Albert Einstein once described his rules of work: “One: Out of clutter, find simplicity. Two: From discord, find harmony. Three: In the middle of difficulty lies opportunity.” That was the kind of attitude I had to have working in Puerto Rico. It wasn’t easy for me. I had to let go of my compulsive need for order and learn how to stay composed when everything seemed hopelessly out of control.
The key moment for me came during a game in San Germán, a town in the southwest whose fans hated the Gallitos so much they lit candles the night before we arrived and prayed for our death. Just before the game was about to start, someone broke a rim on one of the baskets, and everybody in the stadium, including about 5,000 fans, had to wait while the rim was being rewelded at the local gas station.
It took forever. Meanwhile the fans were getting drunk and restless, and the drums were beating louder and louder. My kids were running wild, and June was worried about Chelsea, whose leg was swollen from a spider bite. (Thankfully she recovered a few days later.) I tend to get phobic in large stadiums, unless I’m down on the floor, separated from the crowd. All this craziness was making me nervous, so I retreated to the dressing room to sit zazen.
It wa
s a dank concrete room, lit by a dim bulb dangling from the ceiling. My players were so spooked by the place they always came fully dressed for games in San Germán. They never told me why; I thought it had something to do with witchcraft. After sitting in the dressing room for a while, however, I spotted the reason out of the corner of my eye: a tarantula the size of a softball crawling down the wall inches from my head.
In an attempt to escape one fear I’d come face to face with (for me) an even greater fear. Ever since childhood, I’ve been terrified of spiders, but my mind was clear enough at that moment so that I didn’t panic. I just sat there and watched the giant tarantula slowly—ever so slowly—make its way along the wall. I wanted to sit through the fear, to experience it as fully as possible, until I felt comfortable enough to just be there in the room. And I did. When I finally got up and returned to the stadium, I didn’t feel anxious anymore. From then on, the riotous nature of life in Puerto Rico no longer posed a threat.
THE HOWL OF THE EGO
Albany, however, was another matter. In 1984–85 the Patroons had the best record in the league, and I was named Coach of the Year. But a disturbing incident occurred during the playoffs that cost us a second championship and ultimately tore the team apart. Naturally, it involved Frankie Sanders.

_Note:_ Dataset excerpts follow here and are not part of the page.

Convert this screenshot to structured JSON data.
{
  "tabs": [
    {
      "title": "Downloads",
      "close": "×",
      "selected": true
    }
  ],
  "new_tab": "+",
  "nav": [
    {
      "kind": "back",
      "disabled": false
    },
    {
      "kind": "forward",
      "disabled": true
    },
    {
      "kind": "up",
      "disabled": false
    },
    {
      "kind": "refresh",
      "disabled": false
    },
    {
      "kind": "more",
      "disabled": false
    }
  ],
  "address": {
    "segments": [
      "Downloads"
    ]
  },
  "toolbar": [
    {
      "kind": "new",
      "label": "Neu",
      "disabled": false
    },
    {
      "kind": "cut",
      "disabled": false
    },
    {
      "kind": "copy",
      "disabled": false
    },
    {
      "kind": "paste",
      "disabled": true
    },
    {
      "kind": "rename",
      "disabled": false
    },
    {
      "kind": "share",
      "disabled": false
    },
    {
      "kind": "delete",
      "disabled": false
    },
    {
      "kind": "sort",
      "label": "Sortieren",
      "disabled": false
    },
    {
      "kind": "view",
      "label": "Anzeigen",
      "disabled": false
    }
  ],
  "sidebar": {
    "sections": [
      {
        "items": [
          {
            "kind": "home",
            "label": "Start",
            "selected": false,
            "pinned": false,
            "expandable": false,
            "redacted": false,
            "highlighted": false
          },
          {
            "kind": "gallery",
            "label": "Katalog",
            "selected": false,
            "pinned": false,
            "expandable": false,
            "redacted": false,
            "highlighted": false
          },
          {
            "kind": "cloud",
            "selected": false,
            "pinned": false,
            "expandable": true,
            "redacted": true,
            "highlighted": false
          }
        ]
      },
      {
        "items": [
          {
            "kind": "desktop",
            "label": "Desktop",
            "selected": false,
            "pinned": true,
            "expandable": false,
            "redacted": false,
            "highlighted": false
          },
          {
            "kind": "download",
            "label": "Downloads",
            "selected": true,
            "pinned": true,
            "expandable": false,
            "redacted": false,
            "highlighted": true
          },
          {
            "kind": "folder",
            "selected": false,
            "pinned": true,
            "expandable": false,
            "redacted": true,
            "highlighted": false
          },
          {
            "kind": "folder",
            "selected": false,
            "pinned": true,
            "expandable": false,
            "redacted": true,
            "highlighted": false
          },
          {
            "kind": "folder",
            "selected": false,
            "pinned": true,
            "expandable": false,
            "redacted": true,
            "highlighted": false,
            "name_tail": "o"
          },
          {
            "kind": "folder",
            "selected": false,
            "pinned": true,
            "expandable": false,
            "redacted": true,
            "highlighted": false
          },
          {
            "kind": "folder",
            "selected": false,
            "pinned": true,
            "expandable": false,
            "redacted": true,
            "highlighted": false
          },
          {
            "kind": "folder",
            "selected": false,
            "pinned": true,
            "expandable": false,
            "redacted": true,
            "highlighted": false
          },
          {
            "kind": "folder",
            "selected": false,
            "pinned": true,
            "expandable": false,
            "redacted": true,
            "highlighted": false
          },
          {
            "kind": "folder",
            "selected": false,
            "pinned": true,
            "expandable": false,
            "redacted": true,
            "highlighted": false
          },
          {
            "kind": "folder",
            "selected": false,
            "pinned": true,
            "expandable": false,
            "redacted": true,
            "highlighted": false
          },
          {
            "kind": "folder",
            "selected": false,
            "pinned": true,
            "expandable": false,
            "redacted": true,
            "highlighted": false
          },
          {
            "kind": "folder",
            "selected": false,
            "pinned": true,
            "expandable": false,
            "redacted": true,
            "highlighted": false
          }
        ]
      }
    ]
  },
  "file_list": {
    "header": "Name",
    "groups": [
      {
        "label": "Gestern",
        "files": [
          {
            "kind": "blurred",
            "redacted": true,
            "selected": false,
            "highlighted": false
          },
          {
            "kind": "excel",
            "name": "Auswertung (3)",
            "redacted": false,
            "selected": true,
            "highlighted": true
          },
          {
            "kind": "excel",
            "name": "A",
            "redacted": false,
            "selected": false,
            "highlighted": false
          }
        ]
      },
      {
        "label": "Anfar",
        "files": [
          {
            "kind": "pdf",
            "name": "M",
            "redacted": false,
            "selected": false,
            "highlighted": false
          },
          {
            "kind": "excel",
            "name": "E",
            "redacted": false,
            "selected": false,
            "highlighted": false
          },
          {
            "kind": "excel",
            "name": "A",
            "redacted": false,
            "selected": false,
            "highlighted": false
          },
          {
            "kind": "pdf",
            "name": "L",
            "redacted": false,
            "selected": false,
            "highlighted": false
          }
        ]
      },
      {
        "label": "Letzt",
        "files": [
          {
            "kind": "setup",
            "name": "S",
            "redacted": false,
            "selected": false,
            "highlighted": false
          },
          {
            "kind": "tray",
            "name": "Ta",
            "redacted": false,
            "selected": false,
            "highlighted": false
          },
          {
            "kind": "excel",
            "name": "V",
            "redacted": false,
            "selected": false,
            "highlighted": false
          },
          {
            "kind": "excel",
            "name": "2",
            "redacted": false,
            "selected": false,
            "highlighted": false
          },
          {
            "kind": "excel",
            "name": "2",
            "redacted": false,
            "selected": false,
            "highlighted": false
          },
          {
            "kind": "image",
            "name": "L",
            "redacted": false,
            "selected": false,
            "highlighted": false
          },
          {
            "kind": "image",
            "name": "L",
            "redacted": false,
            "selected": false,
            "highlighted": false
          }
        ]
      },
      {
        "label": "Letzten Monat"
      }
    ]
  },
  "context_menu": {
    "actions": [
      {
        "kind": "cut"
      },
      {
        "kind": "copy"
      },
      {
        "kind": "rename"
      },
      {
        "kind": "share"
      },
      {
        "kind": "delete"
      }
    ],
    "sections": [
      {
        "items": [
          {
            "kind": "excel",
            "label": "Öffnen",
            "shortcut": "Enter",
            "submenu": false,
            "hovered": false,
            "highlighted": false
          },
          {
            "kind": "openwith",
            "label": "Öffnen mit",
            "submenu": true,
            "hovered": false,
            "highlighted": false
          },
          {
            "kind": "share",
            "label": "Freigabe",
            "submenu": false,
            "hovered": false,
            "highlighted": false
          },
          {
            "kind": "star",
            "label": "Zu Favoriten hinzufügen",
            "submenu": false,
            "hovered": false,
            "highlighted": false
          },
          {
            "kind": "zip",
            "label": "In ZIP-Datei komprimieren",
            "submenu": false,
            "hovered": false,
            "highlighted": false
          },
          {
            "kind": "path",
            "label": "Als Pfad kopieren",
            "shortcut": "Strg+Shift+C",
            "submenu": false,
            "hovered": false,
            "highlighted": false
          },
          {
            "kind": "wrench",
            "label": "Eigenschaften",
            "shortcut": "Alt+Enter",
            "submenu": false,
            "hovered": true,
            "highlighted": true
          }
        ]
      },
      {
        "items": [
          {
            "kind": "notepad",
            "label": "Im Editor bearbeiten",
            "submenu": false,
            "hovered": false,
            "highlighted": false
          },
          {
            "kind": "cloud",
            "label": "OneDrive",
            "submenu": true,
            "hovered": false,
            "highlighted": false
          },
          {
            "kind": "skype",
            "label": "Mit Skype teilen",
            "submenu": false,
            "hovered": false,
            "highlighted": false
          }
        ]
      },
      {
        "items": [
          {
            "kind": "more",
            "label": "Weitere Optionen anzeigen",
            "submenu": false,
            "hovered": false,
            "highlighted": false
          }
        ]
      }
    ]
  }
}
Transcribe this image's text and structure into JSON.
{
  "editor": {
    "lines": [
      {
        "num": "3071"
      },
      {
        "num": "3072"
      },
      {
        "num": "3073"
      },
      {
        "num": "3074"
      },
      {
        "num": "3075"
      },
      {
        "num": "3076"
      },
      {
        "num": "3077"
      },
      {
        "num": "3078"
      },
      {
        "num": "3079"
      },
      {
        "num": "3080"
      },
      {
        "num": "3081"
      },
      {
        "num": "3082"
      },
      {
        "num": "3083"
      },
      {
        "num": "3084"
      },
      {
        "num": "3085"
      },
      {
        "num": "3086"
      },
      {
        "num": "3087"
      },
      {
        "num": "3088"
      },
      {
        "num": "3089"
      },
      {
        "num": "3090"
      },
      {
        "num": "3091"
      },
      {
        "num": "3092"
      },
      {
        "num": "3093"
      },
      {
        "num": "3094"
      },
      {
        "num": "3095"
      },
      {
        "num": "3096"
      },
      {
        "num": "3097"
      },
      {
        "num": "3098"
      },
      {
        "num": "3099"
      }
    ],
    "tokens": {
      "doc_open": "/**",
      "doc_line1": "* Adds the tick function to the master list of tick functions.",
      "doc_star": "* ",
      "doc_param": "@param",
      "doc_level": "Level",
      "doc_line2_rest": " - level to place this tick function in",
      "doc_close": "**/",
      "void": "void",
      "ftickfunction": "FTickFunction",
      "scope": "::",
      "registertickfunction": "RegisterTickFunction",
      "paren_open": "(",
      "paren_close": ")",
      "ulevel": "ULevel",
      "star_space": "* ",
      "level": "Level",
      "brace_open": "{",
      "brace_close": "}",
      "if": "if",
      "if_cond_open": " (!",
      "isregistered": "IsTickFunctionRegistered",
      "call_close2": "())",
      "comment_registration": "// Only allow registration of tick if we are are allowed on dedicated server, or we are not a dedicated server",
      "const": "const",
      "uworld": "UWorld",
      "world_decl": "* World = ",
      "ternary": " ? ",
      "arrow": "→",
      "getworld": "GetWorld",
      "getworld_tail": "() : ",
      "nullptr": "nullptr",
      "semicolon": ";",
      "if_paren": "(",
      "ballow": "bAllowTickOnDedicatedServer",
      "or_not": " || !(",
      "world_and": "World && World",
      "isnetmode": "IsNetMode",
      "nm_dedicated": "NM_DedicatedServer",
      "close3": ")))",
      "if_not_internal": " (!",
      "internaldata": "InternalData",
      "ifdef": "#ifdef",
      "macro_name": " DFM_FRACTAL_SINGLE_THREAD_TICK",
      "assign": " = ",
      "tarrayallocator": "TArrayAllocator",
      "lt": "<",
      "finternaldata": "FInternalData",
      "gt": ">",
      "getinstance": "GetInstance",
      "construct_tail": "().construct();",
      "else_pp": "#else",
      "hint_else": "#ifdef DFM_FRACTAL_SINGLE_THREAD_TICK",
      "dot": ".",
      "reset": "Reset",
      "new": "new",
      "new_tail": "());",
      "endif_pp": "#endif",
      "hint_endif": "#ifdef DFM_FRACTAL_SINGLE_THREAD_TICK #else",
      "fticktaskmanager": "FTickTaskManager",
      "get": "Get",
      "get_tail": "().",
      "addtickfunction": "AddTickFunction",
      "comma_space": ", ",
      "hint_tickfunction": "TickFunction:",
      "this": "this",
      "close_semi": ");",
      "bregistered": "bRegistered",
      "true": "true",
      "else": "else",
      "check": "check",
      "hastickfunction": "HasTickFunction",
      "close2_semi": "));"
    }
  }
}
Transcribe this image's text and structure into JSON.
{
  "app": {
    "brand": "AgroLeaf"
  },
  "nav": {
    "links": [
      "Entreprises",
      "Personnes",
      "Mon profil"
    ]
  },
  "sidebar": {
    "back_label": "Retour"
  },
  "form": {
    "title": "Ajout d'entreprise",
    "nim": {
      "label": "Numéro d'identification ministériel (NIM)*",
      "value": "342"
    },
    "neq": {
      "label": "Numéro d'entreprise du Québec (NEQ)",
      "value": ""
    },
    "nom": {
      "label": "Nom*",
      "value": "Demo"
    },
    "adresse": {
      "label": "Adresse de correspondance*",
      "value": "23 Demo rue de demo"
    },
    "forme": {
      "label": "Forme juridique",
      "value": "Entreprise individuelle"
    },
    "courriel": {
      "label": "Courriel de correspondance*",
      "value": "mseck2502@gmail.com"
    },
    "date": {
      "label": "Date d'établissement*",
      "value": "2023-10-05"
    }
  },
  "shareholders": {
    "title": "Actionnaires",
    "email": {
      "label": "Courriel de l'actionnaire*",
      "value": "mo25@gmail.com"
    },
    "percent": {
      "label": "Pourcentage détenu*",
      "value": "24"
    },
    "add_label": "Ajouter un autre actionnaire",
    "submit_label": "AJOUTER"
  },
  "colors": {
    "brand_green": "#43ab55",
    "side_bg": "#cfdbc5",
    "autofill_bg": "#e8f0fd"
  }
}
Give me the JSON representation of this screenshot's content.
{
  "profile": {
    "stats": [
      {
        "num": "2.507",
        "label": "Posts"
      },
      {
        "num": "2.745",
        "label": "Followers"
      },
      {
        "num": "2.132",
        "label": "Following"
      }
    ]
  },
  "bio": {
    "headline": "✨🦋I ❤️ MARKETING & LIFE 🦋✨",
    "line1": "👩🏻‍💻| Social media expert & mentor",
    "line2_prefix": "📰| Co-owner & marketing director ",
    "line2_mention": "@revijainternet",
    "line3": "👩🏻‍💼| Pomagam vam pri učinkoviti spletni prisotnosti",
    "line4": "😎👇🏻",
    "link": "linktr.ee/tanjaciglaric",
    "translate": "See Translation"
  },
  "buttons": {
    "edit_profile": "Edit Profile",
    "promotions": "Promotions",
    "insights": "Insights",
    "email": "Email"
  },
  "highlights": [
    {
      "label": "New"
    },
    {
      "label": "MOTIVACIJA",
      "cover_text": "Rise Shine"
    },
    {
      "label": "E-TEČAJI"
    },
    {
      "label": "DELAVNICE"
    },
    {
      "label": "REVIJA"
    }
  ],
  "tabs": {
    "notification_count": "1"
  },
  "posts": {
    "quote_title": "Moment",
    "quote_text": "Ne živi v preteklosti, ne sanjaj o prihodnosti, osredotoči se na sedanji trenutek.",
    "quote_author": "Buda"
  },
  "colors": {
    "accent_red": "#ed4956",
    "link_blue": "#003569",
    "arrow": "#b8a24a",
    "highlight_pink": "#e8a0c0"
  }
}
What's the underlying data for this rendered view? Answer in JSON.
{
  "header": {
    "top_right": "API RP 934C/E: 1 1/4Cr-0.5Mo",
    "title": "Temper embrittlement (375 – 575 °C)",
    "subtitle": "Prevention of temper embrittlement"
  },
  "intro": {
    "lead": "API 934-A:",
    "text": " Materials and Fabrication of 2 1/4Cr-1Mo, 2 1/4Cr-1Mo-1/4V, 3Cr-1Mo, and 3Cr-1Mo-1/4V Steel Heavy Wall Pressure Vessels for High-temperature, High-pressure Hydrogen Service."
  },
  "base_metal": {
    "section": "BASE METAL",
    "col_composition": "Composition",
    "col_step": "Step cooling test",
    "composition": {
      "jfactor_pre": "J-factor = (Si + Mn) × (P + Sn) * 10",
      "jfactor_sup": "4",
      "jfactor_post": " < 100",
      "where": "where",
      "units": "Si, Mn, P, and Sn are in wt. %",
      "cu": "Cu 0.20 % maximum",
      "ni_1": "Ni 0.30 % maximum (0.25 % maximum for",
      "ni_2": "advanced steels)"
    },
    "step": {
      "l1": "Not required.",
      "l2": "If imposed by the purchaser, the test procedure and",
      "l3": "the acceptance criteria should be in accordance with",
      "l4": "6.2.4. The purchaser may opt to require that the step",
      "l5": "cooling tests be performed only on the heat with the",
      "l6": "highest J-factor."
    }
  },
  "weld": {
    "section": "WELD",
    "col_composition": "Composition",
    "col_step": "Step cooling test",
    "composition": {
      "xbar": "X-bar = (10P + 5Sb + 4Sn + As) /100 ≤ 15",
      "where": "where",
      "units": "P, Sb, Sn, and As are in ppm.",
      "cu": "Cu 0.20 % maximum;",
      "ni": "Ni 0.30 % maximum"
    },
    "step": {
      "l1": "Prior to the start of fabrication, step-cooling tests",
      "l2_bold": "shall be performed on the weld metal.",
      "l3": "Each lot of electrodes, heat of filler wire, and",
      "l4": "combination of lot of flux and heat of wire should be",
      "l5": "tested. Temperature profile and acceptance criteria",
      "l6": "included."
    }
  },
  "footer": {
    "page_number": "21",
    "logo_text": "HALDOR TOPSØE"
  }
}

After we won the championship in 1984, Sanders asked management for a substantial raise. The man who ran the team—Albany county executive Jim Coyne—buckled under, fearing we might lose our star attraction, and effectively abolished my equal-pay scheme. Coyne had no appreciation for the subtleties of the player-coach relationship; all he cared about was winning reelection—and keeping the Patroons on top was part of his campaign strategy.